Werner Obst: Euro und Osterweiterung
Schicksalhafte Weichenstellung
von Michael Wiesberg

Unmißverständlich stellt Werner Obst gleich zu Beginn seines hier anzuzeigenden Buches "Euro und Osterweiterung" fest: "Der Euro wird die D-Mark Europas. Er wird so stabil wie diese und später sogar den Dollar ersetzen". Der Euro werde den Weg freimachen für "einen grandiosen wirtschaftlichen, politisch-kulturellen und moralischen Aufstieg Europas". Wer wagt gegen eine mit soviel Verve vorgetragene Ankündigung noch Widerspruch?

Die (berechtigte) Skepsis der großen Mehrzahl der Deutschen gegenüber dem Euro kann Obst genau benennen: Sie kreist angeblich um die Einstiegsbewertung 1 Euro = 1 Ecu. Zur Erinnerung: Der Ecu wurde im März 1979 auf französisches Betreiben von Giscard d’Estaing und Helmut Schmidt als Verrechnungseinheit der EU eingeführt. Er setzt sich aus sämtlichen Währungen der Mitgliedsländer zusammen und wurde auf der Basis des prozentualen Anteils der jeweiligen Wirtschaftsleistung der Länder im Bruttoinlandsprodukt der damaligen EU errechnet. Seitdem ist der Wert des Ecu gegenüber der D-Mark ständig gefallen. Analog zum Wertverfall des Ecu muß in den Augen vieler bei Einführung des Euro mit einer ähnlichen Entwicklung gerechnet werden, wenn der Euro ähnlich wie der Ecu mit schwachen Währungen vermischt wird.

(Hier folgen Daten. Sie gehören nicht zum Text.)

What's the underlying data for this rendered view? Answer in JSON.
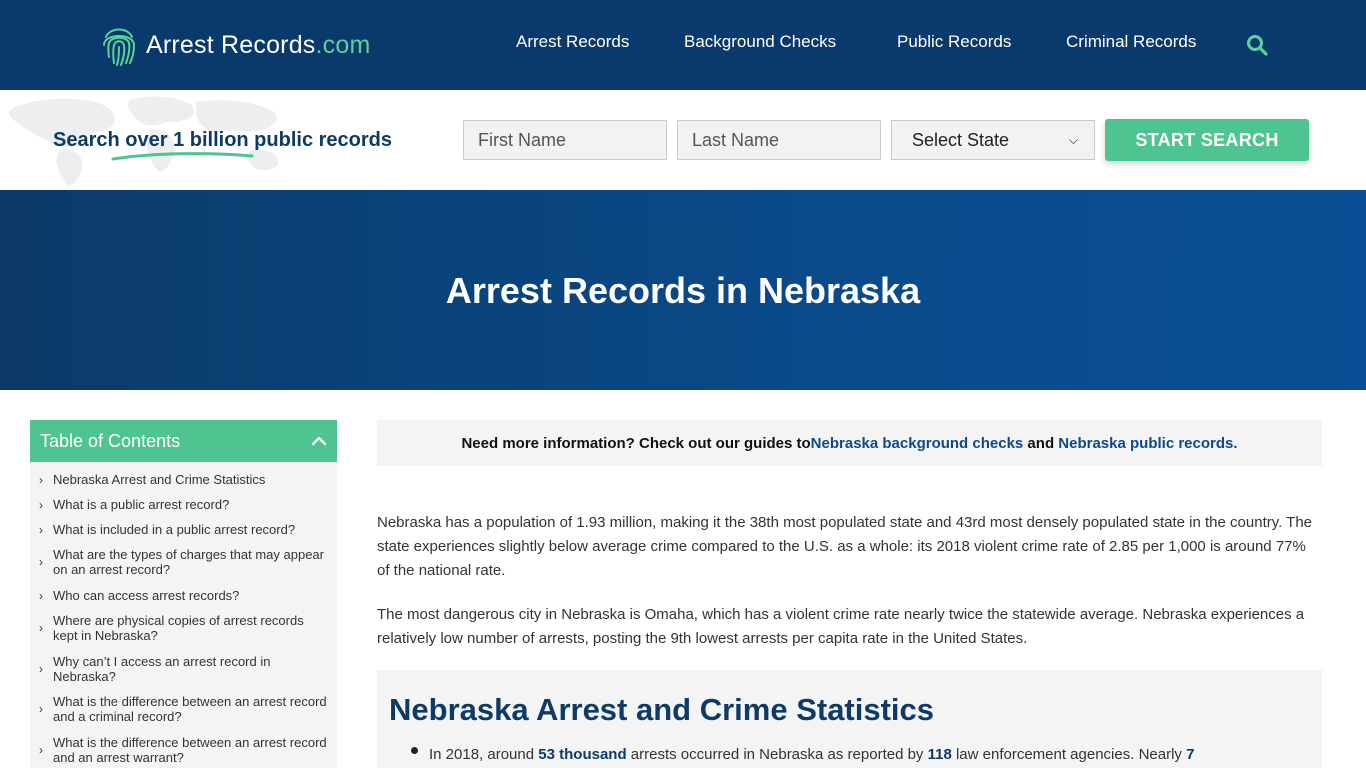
{
  "brand": {
    "name": "Arrest Records",
    "suffix": ".com"
  },
  "nav": {
    "items": [
      {
        "label": "Arrest Records"
      },
      {
        "label": "Background Checks"
      },
      {
        "label": "Public Records"
      },
      {
        "label": "Criminal Records"
      }
    ]
  },
  "search": {
    "tagline": "Search over 1 billion public records",
    "first_name_placeholder": "First Name",
    "last_name_placeholder": "Last Name",
    "state_selected": "Select State",
    "button_label": "START SEARCH"
  },
  "hero": {
    "title": "Arrest Records in Nebraska"
  },
  "toc": {
    "title": "Table of Contents",
    "items": [
      "Nebraska Arrest and Crime Statistics",
      "What is a public arrest record?",
      "What is included in a public arrest record?",
      "What are the types of charges that may appear on an arrest record?",
      "Who can access arrest records?",
      "Where are physical copies of arrest records kept in Nebraska?",
      "Why can’t I access an arrest record in Nebraska?",
      "What is the difference between an arrest record and a criminal record?",
      "What is the difference between an arrest record and an arrest warrant?"
    ]
  },
  "notice": {
    "prefix": "Need more information? Check out our guides to ",
    "link1": "Nebraska background checks",
    "middle": " and ",
    "link2": "Nebraska public records."
  },
  "content": {
    "para1": "Nebraska has a population of 1.93 million, making it the 38th most populated state and 43rd most densely populated state in the country. The state experiences slightly below average crime compared to the U.S. as a whole: its 2018 violent crime rate of 2.85 per 1,000 is around 77% of the national rate.",
    "para2": "The most dangerous city in Nebraska is Omaha, which has a violent crime rate nearly twice the statewide average. Nebraska experiences a relatively low number of arrests, posting the 9th lowest arrests per capita rate in the United States.",
    "stats_heading": "Nebraska Arrest and Crime Statistics",
    "stats_bullet": {
      "t1": "In 2018, around ",
      "b1": "53 thousand",
      "t2": " arrests occurred in Nebraska as reported by ",
      "b2": "118",
      "t3": " law enforcement agencies. Nearly ",
      "b3": "7"
    }
  },
  "colors": {
    "navy": "#0a3a6b",
    "accent_green": "#4ec590",
    "link_blue": "#0e4a86"
  }
}
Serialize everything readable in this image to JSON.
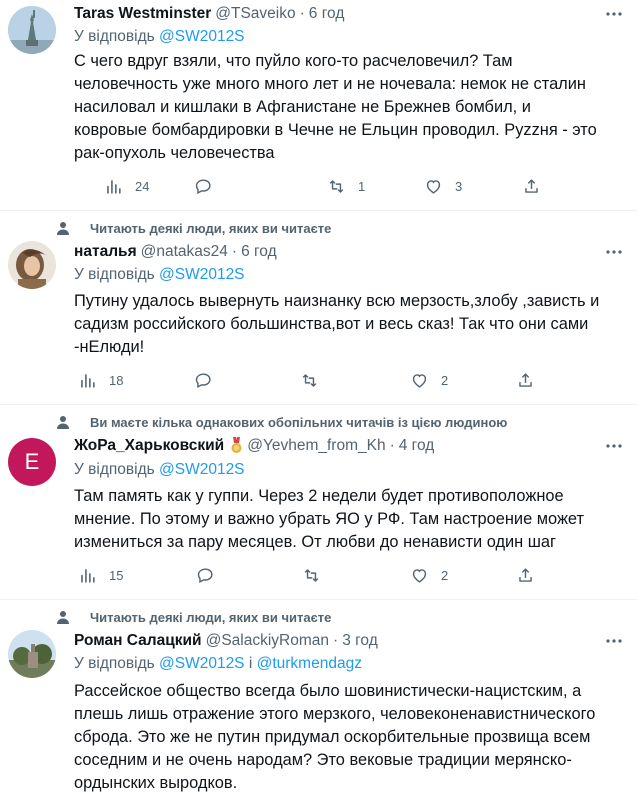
{
  "tweets": [
    {
      "name": "Taras Westminster",
      "handle": "@TSaveiko",
      "dot": "·",
      "time": "6 год",
      "reply_prefix": "У відповідь",
      "mentions": [
        "@SW2012S"
      ],
      "reply_joiner": "",
      "lines": [
        "С чего вдруг взяли, что пуйло кого-то расчеловечил? Там",
        "человечность уже много много лет и не ночевала: немок не сталин",
        "насиловал и кишлаки в Афганистане не Брежнев бомбил, и",
        "ковровые бомбардировки в Чечне не Ельцин проводил. Pуzzня - это",
        "рак-опухоль человечества"
      ],
      "stats": {
        "analytics": "24",
        "replies": "",
        "retweets": "1",
        "likes": "3"
      }
    },
    {
      "social_context": "Читають деякі люди, яких ви читаєте",
      "name": "наталья",
      "handle": "@natakas24",
      "dot": "·",
      "time": "6 год",
      "reply_prefix": "У відповідь",
      "mentions": [
        "@SW2012S"
      ],
      "reply_joiner": "",
      "lines": [
        "Путину удалось вывернуть  наизнанку всю мерзость,злобу ,зависть и",
        "садизм российского большинства,вот и весь сказ! Так что они сами",
        "-нЕлюди!"
      ],
      "stats": {
        "analytics": "18",
        "replies": "",
        "retweets": "",
        "likes": "2"
      }
    },
    {
      "social_context": "Ви маєте кілька однакових обопільних читачів із цією людиною",
      "name": "ЖоРа_Харьковский",
      "handle": "@Yevhem_from_Kh",
      "dot": "·",
      "time": "4 год",
      "avatar_letter": "E",
      "reply_prefix": "У відповідь",
      "mentions": [
        "@SW2012S"
      ],
      "reply_joiner": "",
      "lines": [
        "Там память как у гуппи. Через 2 недели будет противоположное",
        "мнение. По этому и важно убрать ЯО у РФ. Там настроение может",
        "измениться за пару месяцев. От любви до ненависти один шаг"
      ],
      "stats": {
        "analytics": "15",
        "replies": "",
        "retweets": "",
        "likes": "2"
      }
    },
    {
      "social_context": "Читають деякі люди, яких ви читаєте",
      "name": "Роман Салацкий",
      "handle": "@SalackiyRoman",
      "dot": "·",
      "time": "3 год",
      "reply_prefix": "У відповідь",
      "mentions": [
        "@SW2012S",
        "@turkmendagz"
      ],
      "reply_joiner": "і",
      "lines": [
        "Рассейское общество всегда было шовинистически-нацистским, а",
        "плешь лишь отражение этого мерзкого, человеконенавистнического",
        "сброда. Это же не путин придумал оскорбительные прозвища всем",
        "соседним и не очень народам? Это вековые традиции мерянско-",
        "ордынских выродков."
      ]
    }
  ],
  "colors": {
    "text": "#0f1419",
    "secondary": "#536471",
    "link": "#1d9bf0",
    "avatar_e": "#c2185b",
    "divider": "#eff3f4"
  },
  "icons": [
    "person-icon",
    "more-icon",
    "analytics-icon",
    "reply-icon",
    "retweet-icon",
    "like-icon",
    "share-icon",
    "medal-badge-icon"
  ]
}
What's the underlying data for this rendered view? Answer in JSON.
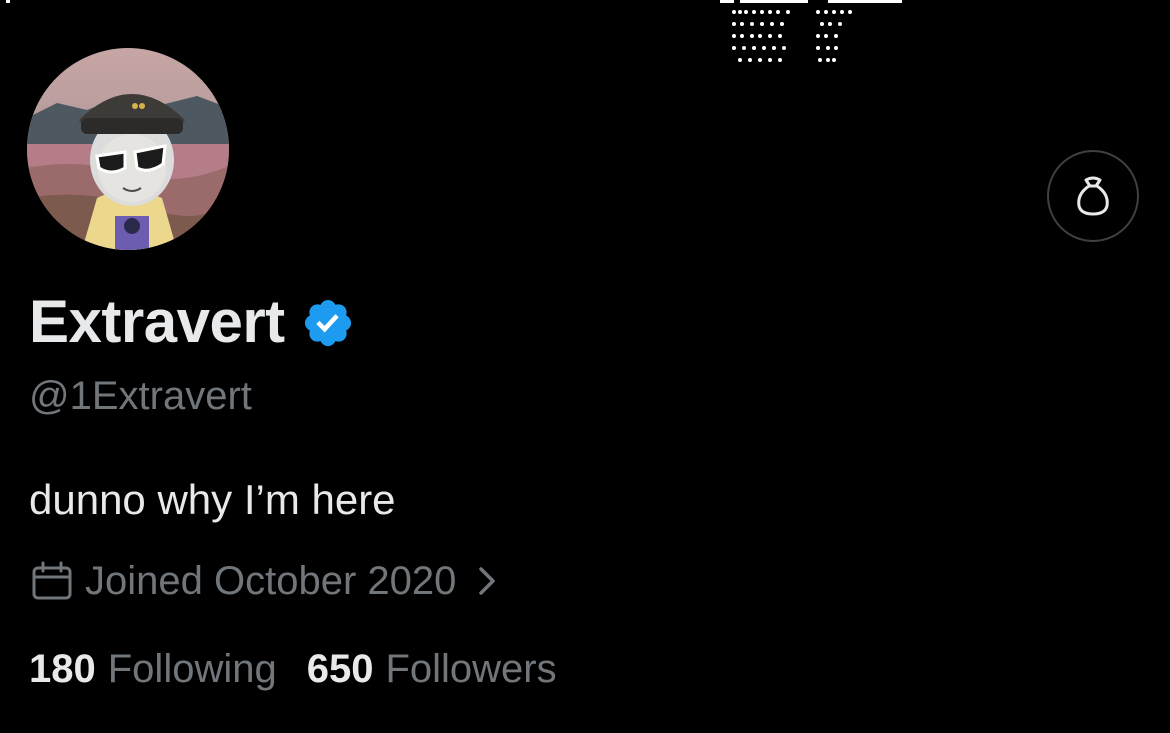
{
  "profile": {
    "display_name": "Extravert",
    "handle": "@1Extravert",
    "bio": "dunno why I’m here",
    "joined": "Joined October 2020",
    "verified_icon": "verified-badge-icon",
    "verified_color": "#1d9bf0"
  },
  "stats": {
    "following_count": "180",
    "following_label": "Following",
    "followers_count": "650",
    "followers_label": "Followers"
  },
  "actions": {
    "top_right_icon": "bag-icon"
  },
  "colors": {
    "background": "#000000",
    "primary_text": "#e7e9ea",
    "secondary_text": "#71767b",
    "border": "#3e4144"
  }
}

Viele französische Intellektuelle sind weit davon entfernt, den Euro als "Wegbereiter" für "einen grandiosen Aufstieg Europas" zu sehen. An dieser Stelle sei mit dem Soziologen und Historiker Emmanuel Todd nur eine Stimme zitiert: "Hinter der Euro-Euphorie und den deutsch-französischen Fusionsgelüsten vieler Franzosen", so Todd, "steckt der Wille, Deutschland zum Verschwinden zu bringen."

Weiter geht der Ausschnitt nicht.